Indeed, drug pricing is a highly complex topic, one about which even doctors are often in the dark. While the list price of a drug often gets the most attention, the amount that payers must fork over to manufacturers – let alone how much patients must pay out of pocket – is subject to negotiations, discounts and rebates, usually worked out by pharmacy benefit managers. PBMs’ confidential practices have also attracted the administration’s ire and factored heavily into its focus on drug pricing.

So far, members of the administration have touted its moves around drug pricing. “Under President Trump and Secretary Azar’s leadership to lower prescription drug prices, Americans are seeing results,” Centers for Medicare and Medicaid Services Administrator Seema Verma said in a statement in response to PhRMA’s statement and Azar’s response. However, Suchotliff said that while transparency is important, it is uncertain how it is going to lower drug prices. Moreover, she said, it’s unclear how much power the administration has to compel the industry to act, and it could also invite legal action from drugmakers.

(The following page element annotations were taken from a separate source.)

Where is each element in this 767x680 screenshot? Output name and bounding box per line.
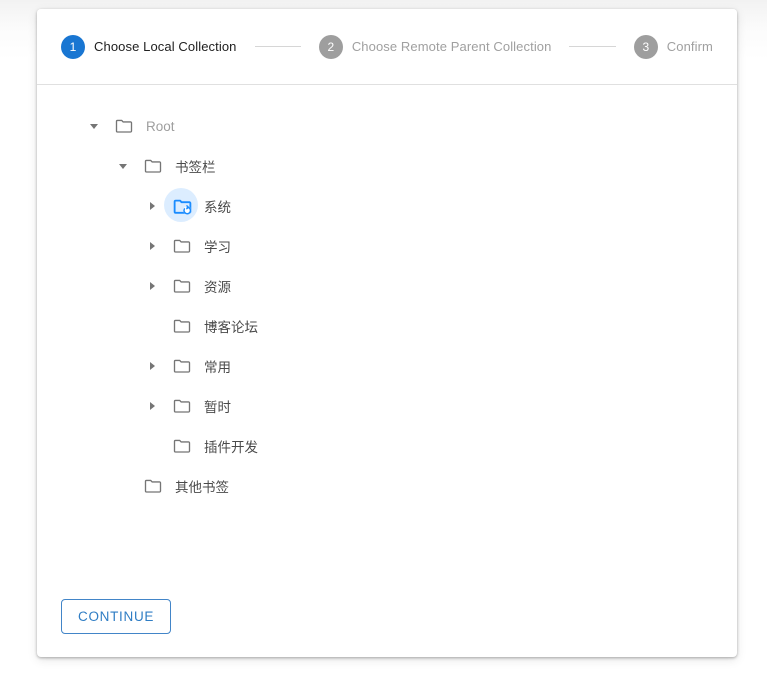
page-background: 1 Choose Local Collection 2 Choose Remot… [0,0,767,680]
tree-node-label[interactable]: Root [146,119,175,134]
tree-row[interactable]: 资源 [37,266,737,306]
step-2-number: 2 [318,34,343,59]
chevron-right-icon[interactable] [141,355,163,377]
folder-icon[interactable] [170,354,194,378]
step-connector-1 [254,46,301,47]
chevron-down-icon[interactable] [83,115,105,137]
folder-icon[interactable] [170,314,194,338]
step-2-label: Choose Remote Parent Collection [351,39,552,54]
card-footer: CONTINUE [37,599,737,657]
tree-row[interactable]: 暂时 [37,386,737,426]
tree-row[interactable]: 学习 [37,226,737,266]
tree-row[interactable]: 插件开发 [37,426,737,466]
continue-button[interactable]: CONTINUE [61,599,172,634]
tree-toggle-placeholder [141,315,163,337]
step-1[interactable]: 1 Choose Local Collection [61,34,237,59]
folder-icon[interactable] [112,114,136,138]
chevron-right-icon[interactable] [141,235,163,257]
step-2[interactable]: 2 Choose Remote Parent Collection [318,34,552,59]
tree-node-label[interactable]: 其他书签 [175,476,229,496]
tree-row[interactable]: Root [37,106,737,146]
folder-icon[interactable] [170,434,194,458]
folder-icon[interactable] [141,154,165,178]
tree-toggle-placeholder [141,435,163,457]
folder-icon[interactable] [170,274,194,298]
tree-node-label[interactable]: 博客论坛 [204,316,258,336]
tree-row[interactable]: 其他书签 [37,466,737,506]
tree-node-label[interactable]: 暂时 [204,396,231,416]
tree-node-label[interactable]: 插件开发 [204,436,258,456]
tree-node-label[interactable]: 资源 [204,276,231,296]
tree-node-label[interactable]: 学习 [204,236,231,256]
tree-toggle-arrow [149,202,155,210]
chevron-right-icon[interactable] [141,195,163,217]
tree-row[interactable]: 系统 [37,186,737,226]
step-3[interactable]: 3 Confirm [633,34,713,59]
folder-sync-icon[interactable] [164,188,198,222]
folder-icon[interactable] [170,234,194,258]
tree-toggle-arrow [119,163,127,169]
folder-icon[interactable] [170,394,194,418]
step-1-number: 1 [61,34,85,59]
tree-toggle-arrow [149,282,155,290]
tree-toggle-placeholder [112,475,134,497]
tree-toggle-arrow [149,242,155,250]
step-connector-2 [569,46,616,47]
tree-node-label[interactable]: 系统 [204,196,231,216]
chevron-right-icon[interactable] [141,275,163,297]
step-3-label: Confirm [666,39,713,54]
chevron-down-icon[interactable] [112,155,134,177]
tree-toggle-arrow [149,402,155,410]
folder-icon[interactable] [141,474,165,498]
stepper-header: 1 Choose Local Collection 2 Choose Remot… [37,9,737,85]
step-3-number: 3 [633,34,658,59]
tree-row[interactable]: 博客论坛 [37,306,737,346]
tree-node-label[interactable]: 书签栏 [175,156,216,176]
tree-node-label[interactable]: 常用 [204,356,231,376]
chevron-right-icon[interactable] [141,395,163,417]
tree-row[interactable]: 常用 [37,346,737,386]
tree-row[interactable]: 书签栏 [37,146,737,186]
collection-tree: Root 书签栏系统学习资源博客论坛常用暂时插件开发其他书签 [37,85,737,599]
step-1-label: Choose Local Collection [94,39,237,54]
tree-toggle-arrow [149,362,155,370]
wizard-card: 1 Choose Local Collection 2 Choose Remot… [37,9,737,657]
tree-toggle-arrow [90,123,98,129]
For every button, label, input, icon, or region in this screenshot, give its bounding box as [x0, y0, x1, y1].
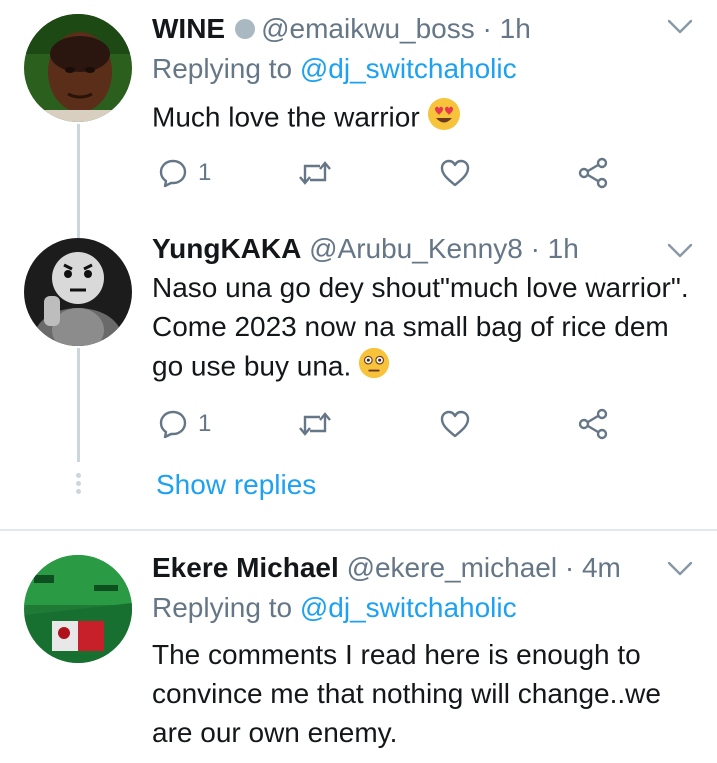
- tweet-text: Much love the warrior: [152, 96, 692, 142]
- thread-line: [77, 230, 80, 238]
- tweet-time: · 4m: [564, 552, 621, 583]
- share-icon: [578, 157, 608, 189]
- avatar[interactable]: [24, 14, 132, 122]
- thread-dots: [76, 473, 81, 497]
- tweet-1[interactable]: WINE @emaikwu_boss · 1h Replying to @dj_s…: [0, 0, 717, 230]
- show-replies-link[interactable]: Show replies: [156, 468, 316, 502]
- share-icon: [578, 408, 608, 440]
- tweet-header: YungKAKA @Arubu_Kenny8 · 1h: [152, 232, 579, 266]
- tweet-actions: 1: [152, 404, 622, 444]
- reply-count: 1: [198, 410, 212, 437]
- replying-to: Replying to @dj_switchaholic: [152, 592, 517, 623]
- thread-line: [77, 348, 80, 462]
- tweet-header: WINE @emaikwu_boss · 1h: [152, 12, 531, 46]
- share-button[interactable]: [578, 153, 610, 193]
- tweet-time: · 1h: [482, 13, 531, 44]
- flushed-face-emoji-icon: [357, 346, 391, 390]
- author-handle[interactable]: @Arubu_Kenny8: [309, 233, 523, 264]
- avatar[interactable]: [24, 238, 132, 346]
- retweet-button[interactable]: [298, 153, 332, 193]
- chevron-down-icon[interactable]: [666, 560, 694, 578]
- reply-count: 1: [198, 159, 212, 186]
- thread-line: [77, 124, 80, 230]
- tweet-2[interactable]: YungKAKA @Arubu_Kenny8 · 1h Naso una go …: [0, 230, 717, 530]
- tweet-time: · 1h: [530, 233, 579, 264]
- tweet-actions: 1: [152, 153, 622, 193]
- reply-icon: [159, 410, 187, 439]
- like-button[interactable]: [439, 404, 471, 444]
- retweet-icon: [299, 412, 331, 436]
- replying-to: Replying to @dj_switchaholic: [152, 53, 517, 84]
- author-name[interactable]: Ekere Michael: [152, 552, 339, 583]
- heart-icon: [440, 159, 470, 187]
- chevron-down-icon[interactable]: [666, 18, 694, 36]
- mention-link[interactable]: @dj_switchaholic: [300, 592, 517, 623]
- tweet-text: Naso una go dey shout"much love warrior"…: [152, 268, 692, 390]
- retweet-button[interactable]: [298, 404, 332, 444]
- tweet-3[interactable]: Ekere Michael @ekere_michael · 4m Replyi…: [0, 531, 717, 763]
- reply-button[interactable]: 1: [158, 153, 211, 193]
- reply-icon: [159, 159, 187, 188]
- author-handle[interactable]: @ekere_michael: [347, 552, 558, 583]
- mention-link[interactable]: @dj_switchaholic: [300, 53, 517, 84]
- heart-eyes-emoji-icon: [426, 96, 462, 142]
- like-button[interactable]: [439, 153, 471, 193]
- status-dot-icon: [235, 18, 256, 39]
- avatar[interactable]: [24, 555, 132, 663]
- retweet-icon: [299, 161, 331, 185]
- author-handle[interactable]: @emaikwu_boss: [261, 13, 475, 44]
- author-name[interactable]: WINE: [152, 13, 225, 44]
- reply-button[interactable]: 1: [158, 404, 211, 444]
- chevron-down-icon[interactable]: [666, 242, 694, 260]
- heart-icon: [440, 410, 470, 438]
- tweet-header: Ekere Michael @ekere_michael · 4m: [152, 551, 621, 585]
- tweet-text: The comments I read here is enough to co…: [152, 639, 661, 748]
- share-button[interactable]: [578, 404, 610, 444]
- author-name[interactable]: YungKAKA: [152, 233, 301, 264]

But Robin Feldman, a professor of law at the University of California Hastings, wrote in an email that requiring pricing information exposes the companies to enforcement actions and civil fines, and that once they are required to provide information, doing so improperly has serious consequences. That could include the Federal Trade Commission to impose fines and jail time for anyone engaging in false advertising, she added.

In response, the industry could argue that its free speech rights are being violated, Suchotliff said. While saying this was likely, Feldman said this was a matter of commercial, not political speech, comparing it to food companies being required to put various kinds of labeling on their products. “I doubt the courts will have much sympathy,” Feldman said.